1. General principles
1. Balance is achieved first, then coordination, then agility
2. Exercises progress from simple to complex
3. Initial exercises are performed slowly and deliberately in controlled situations
4. Advancement is made only after the activity is mastered
5. Progression is to more complex activities and evolves to specific performance activities
1. Make activity more complex
2. Perform simple activity at a faster pace
3. Require a more powerful output
4. Have patient perform more than one task simultaneously
6. Goal: perform the activity accurately
1. Do difficult proprioceptive activities early in exercise session so patient not as fatigued
2. Repetition
2. Lower-extremity progression
1. Stork stand with eyes open
2. Stork stand with eyes closed
3. Stork stand on unstable surface
4. Stork stand on unstable surface with distracting upper-extremity activity
5. Dynamic activities: lateral movements
6. Dynamic activities: change-of-direction movements
7. Dynamic activities: combined balance, coordination, agility activities
8. Dynamic activities: combined balance, coordination, agility in functional activities
9. Plyometrics
10. Functional/Performance-specific activities
3. Use of braces, sleeves, tape to enhance proprioception
4. Upper-extremity progression
1. Passive and active joint repositioning, with eyes open and then closed
2. Proprioceptive neuromuscular facilitation rhythmic stabilization
3. Weight-bearing stabilization—from quadruped, to tripod, to biped—without and then with resistance
4. Straight-plane upper-extremity movements
5. Multiplane upper-extremity movements
6. Rubber tubing activities
7. Plyometrics
8. Functional/Performance-specific activities

Classroom/Student Activities

Note: The textbook includes in-depth lab activities on proprioception and neuromuscular control.
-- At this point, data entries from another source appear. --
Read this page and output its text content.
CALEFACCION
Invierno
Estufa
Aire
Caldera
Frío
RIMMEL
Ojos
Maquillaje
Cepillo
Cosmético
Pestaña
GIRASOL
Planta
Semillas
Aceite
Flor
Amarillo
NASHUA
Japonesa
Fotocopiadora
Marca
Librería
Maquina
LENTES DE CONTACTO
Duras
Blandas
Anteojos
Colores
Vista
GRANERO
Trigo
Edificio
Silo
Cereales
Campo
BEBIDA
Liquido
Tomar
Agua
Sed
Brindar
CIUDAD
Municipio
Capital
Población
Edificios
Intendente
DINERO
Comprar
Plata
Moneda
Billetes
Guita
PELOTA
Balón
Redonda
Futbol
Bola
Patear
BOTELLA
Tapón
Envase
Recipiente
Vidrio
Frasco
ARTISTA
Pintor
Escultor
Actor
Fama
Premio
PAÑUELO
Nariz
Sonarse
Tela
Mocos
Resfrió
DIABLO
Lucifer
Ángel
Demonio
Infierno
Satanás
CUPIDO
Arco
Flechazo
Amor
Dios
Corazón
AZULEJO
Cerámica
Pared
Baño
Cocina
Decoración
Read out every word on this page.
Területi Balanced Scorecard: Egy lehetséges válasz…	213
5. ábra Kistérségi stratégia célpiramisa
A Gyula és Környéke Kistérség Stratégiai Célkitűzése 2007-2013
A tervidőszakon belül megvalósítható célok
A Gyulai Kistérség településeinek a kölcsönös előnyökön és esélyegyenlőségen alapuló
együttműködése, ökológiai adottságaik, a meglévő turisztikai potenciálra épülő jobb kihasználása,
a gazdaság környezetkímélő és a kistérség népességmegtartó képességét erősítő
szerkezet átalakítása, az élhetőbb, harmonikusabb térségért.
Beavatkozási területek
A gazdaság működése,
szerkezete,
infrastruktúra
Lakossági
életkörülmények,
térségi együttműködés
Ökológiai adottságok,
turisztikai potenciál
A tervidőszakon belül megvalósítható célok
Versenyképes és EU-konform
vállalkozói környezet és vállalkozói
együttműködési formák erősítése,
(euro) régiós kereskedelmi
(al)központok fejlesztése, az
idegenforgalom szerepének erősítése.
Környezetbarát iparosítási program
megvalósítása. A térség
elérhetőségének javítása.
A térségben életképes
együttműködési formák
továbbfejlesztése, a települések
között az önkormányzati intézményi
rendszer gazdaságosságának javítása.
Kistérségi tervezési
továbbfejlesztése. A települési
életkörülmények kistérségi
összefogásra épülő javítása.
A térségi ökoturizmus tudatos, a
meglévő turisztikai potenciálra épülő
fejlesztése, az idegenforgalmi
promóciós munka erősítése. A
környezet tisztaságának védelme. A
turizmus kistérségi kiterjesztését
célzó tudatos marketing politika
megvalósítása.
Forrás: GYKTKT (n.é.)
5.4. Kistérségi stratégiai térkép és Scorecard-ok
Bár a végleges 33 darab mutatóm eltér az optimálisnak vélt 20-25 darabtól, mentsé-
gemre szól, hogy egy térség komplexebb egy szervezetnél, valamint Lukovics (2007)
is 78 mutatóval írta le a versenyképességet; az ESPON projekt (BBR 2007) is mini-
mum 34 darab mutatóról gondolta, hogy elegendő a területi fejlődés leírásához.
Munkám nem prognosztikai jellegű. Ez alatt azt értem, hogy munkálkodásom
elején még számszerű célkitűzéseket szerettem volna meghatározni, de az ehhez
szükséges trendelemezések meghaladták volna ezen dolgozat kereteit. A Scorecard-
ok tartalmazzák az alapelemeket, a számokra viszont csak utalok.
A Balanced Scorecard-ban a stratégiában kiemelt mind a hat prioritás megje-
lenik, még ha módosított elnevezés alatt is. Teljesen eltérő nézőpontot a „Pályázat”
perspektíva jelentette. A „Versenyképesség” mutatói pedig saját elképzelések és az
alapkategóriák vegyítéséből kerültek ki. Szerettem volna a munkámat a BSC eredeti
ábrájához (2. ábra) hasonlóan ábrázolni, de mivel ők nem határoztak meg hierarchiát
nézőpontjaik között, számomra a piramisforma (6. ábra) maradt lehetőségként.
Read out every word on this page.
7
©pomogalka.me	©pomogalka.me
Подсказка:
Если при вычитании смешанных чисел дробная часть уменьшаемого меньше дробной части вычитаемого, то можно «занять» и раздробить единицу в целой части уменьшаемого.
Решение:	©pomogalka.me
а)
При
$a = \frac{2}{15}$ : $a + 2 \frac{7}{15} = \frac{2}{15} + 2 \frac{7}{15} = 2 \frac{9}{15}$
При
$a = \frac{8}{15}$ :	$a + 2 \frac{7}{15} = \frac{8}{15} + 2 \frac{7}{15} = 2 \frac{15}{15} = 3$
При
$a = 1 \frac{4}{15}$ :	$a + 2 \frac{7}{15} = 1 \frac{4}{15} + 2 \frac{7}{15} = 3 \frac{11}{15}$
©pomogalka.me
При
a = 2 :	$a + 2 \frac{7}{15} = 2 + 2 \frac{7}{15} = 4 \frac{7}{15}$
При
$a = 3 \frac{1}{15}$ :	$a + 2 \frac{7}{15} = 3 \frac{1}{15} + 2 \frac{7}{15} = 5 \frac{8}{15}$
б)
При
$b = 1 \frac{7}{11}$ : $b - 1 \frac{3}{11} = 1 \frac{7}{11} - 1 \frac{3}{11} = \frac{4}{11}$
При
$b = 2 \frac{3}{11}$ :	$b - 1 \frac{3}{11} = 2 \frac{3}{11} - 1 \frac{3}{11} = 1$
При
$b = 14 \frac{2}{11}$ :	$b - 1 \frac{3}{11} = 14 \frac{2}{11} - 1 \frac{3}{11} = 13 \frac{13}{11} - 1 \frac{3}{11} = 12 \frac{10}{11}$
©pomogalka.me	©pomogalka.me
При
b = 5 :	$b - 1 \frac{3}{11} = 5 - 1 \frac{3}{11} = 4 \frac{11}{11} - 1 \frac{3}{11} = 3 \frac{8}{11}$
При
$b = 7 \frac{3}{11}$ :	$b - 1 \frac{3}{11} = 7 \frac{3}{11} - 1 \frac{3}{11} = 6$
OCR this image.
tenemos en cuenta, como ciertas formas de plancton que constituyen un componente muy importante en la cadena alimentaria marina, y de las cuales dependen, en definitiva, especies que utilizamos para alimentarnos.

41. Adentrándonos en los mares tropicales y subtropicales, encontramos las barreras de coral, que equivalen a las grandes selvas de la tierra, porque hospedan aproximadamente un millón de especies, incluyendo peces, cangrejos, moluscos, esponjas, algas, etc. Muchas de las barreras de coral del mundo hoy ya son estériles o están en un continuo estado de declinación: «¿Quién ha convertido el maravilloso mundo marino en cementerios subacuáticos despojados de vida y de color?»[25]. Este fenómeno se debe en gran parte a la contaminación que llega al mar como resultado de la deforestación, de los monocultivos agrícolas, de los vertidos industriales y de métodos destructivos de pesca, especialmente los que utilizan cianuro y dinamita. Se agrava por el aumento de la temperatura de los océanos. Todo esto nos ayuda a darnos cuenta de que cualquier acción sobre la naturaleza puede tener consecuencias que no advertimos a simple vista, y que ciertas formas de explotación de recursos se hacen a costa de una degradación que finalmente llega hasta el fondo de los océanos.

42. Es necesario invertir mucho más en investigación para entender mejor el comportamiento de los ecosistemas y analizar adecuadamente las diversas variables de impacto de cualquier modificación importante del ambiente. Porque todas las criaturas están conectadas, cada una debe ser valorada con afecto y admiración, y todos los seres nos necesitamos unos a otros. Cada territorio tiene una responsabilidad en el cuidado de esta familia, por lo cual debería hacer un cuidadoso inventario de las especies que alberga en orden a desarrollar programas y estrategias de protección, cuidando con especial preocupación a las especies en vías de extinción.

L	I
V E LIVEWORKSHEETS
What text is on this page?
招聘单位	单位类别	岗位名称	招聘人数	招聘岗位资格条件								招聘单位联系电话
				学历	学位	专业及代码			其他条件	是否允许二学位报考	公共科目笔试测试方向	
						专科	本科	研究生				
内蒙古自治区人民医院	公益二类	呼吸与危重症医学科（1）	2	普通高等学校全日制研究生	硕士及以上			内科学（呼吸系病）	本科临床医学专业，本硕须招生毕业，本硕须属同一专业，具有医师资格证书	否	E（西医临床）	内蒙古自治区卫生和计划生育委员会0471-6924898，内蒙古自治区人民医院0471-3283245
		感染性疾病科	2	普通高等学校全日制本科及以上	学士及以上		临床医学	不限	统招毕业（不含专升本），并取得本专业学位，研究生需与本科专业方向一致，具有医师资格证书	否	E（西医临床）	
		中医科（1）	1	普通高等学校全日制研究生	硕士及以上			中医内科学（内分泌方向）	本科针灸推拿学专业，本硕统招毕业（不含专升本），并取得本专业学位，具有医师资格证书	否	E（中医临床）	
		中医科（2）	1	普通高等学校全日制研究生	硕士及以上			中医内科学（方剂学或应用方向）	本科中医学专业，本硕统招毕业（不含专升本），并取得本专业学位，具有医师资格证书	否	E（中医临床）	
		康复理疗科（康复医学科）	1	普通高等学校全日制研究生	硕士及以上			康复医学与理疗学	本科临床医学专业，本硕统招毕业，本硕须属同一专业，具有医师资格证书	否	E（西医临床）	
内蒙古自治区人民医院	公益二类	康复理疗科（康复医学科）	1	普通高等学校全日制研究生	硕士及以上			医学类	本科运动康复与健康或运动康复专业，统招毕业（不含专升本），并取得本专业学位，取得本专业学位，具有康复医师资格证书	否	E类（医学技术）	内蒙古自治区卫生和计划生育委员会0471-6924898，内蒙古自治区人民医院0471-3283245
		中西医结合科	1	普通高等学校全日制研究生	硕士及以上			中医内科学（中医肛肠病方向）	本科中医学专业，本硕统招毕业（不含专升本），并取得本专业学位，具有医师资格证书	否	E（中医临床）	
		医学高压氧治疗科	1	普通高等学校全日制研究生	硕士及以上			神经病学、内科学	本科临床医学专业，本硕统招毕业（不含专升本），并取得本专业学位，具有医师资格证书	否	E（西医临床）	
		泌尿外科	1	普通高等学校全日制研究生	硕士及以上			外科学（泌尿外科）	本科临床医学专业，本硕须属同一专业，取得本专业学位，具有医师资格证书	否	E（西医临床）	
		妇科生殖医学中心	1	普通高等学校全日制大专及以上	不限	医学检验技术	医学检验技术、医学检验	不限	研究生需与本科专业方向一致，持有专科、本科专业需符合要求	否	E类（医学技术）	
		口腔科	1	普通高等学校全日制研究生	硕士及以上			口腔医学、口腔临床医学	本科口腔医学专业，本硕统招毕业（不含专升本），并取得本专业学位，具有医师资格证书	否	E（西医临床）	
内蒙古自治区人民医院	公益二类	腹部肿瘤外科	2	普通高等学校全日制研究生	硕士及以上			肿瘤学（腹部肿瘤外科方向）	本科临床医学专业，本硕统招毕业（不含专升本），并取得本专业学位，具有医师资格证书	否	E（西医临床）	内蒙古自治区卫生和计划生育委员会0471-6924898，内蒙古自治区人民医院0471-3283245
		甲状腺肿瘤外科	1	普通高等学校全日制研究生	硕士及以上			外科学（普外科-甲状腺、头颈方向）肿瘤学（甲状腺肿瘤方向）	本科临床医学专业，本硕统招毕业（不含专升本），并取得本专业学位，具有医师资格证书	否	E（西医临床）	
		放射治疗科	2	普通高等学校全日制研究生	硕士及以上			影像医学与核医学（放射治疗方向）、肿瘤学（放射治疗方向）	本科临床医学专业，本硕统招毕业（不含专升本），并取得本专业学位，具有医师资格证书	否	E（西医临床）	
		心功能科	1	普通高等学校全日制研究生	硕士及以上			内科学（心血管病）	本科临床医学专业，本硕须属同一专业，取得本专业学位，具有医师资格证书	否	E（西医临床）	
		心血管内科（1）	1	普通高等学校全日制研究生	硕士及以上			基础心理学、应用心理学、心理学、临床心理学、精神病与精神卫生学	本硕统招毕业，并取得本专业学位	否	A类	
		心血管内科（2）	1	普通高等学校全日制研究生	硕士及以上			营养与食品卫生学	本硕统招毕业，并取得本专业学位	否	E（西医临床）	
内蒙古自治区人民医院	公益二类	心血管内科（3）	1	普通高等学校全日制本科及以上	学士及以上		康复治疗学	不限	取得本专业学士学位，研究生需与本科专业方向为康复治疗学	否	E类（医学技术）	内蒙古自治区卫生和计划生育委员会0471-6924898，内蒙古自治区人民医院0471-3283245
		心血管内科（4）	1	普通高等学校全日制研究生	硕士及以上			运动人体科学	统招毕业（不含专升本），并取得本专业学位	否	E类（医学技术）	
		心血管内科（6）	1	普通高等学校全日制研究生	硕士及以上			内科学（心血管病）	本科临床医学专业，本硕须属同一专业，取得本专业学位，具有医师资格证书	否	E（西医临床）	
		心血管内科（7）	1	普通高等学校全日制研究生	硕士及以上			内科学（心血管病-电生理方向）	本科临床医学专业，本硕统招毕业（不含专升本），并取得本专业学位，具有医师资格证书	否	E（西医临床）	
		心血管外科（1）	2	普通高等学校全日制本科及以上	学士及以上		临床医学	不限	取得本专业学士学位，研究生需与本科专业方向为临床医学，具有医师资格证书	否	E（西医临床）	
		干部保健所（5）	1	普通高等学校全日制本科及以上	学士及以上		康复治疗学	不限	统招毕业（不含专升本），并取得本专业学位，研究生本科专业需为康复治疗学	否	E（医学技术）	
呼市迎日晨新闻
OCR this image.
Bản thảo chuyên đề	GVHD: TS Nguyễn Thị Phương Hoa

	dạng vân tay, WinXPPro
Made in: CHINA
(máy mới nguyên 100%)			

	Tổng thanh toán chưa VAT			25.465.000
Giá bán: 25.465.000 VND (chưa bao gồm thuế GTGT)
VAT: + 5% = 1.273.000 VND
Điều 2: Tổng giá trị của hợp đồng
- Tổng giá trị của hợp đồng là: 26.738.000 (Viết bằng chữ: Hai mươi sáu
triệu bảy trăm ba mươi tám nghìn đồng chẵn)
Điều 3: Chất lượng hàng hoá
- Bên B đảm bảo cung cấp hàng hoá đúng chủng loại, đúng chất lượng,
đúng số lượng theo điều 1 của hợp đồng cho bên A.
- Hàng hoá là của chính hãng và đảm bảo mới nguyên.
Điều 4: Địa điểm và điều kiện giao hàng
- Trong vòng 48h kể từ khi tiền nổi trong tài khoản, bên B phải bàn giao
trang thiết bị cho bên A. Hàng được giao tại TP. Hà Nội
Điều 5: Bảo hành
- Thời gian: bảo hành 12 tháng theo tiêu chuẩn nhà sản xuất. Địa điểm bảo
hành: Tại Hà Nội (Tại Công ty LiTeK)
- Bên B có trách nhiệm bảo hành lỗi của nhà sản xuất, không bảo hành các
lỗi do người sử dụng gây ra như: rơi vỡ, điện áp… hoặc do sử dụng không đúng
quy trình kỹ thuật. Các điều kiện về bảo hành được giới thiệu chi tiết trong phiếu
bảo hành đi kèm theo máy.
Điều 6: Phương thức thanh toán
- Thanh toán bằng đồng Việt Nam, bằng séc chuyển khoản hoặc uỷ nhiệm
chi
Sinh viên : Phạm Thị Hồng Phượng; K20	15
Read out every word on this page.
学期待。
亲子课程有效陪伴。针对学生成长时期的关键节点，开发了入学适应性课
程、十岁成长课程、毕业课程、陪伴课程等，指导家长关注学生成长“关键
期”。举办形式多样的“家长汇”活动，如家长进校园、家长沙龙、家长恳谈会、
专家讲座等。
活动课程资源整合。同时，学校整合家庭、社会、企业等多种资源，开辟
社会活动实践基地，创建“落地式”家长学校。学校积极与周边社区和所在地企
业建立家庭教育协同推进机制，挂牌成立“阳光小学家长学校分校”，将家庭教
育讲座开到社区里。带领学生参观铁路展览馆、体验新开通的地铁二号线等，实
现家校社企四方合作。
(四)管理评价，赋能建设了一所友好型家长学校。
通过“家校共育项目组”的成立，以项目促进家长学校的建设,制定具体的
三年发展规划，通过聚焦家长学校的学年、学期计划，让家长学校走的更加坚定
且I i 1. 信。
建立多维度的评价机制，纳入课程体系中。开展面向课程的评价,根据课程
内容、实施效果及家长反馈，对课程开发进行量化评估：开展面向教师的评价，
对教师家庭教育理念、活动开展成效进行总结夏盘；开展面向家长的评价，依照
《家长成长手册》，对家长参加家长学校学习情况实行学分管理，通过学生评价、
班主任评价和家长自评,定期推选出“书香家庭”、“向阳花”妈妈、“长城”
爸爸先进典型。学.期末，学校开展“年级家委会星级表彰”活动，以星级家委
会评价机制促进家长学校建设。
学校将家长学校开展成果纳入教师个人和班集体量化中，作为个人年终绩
1. When discussing the progression from balance to coordination to agility, list on the board, in a random order, activities that could be used in a therapeutic exercise program. As an extra challenge, add some activities that are clearly related to flexibility, strength, and endurance and therefore should be focused on before proprioceptive exercises. Have the class place the items in the order in which they might begin in a therapeutic exercise program based on the general progression from balance to coordination to agility.
2. Set up two scenarios for the students—one of a hypothetical patient with an upper-extremity injury and one of a patient with a lower-extremity injury. List on the board possible proprioceptive neuromuscular facilitation exercises for each patient, but do not place them in any specific order. Ask the students to order them in a way that would hypothetically be most appropriate (barring the unknowns of each patient).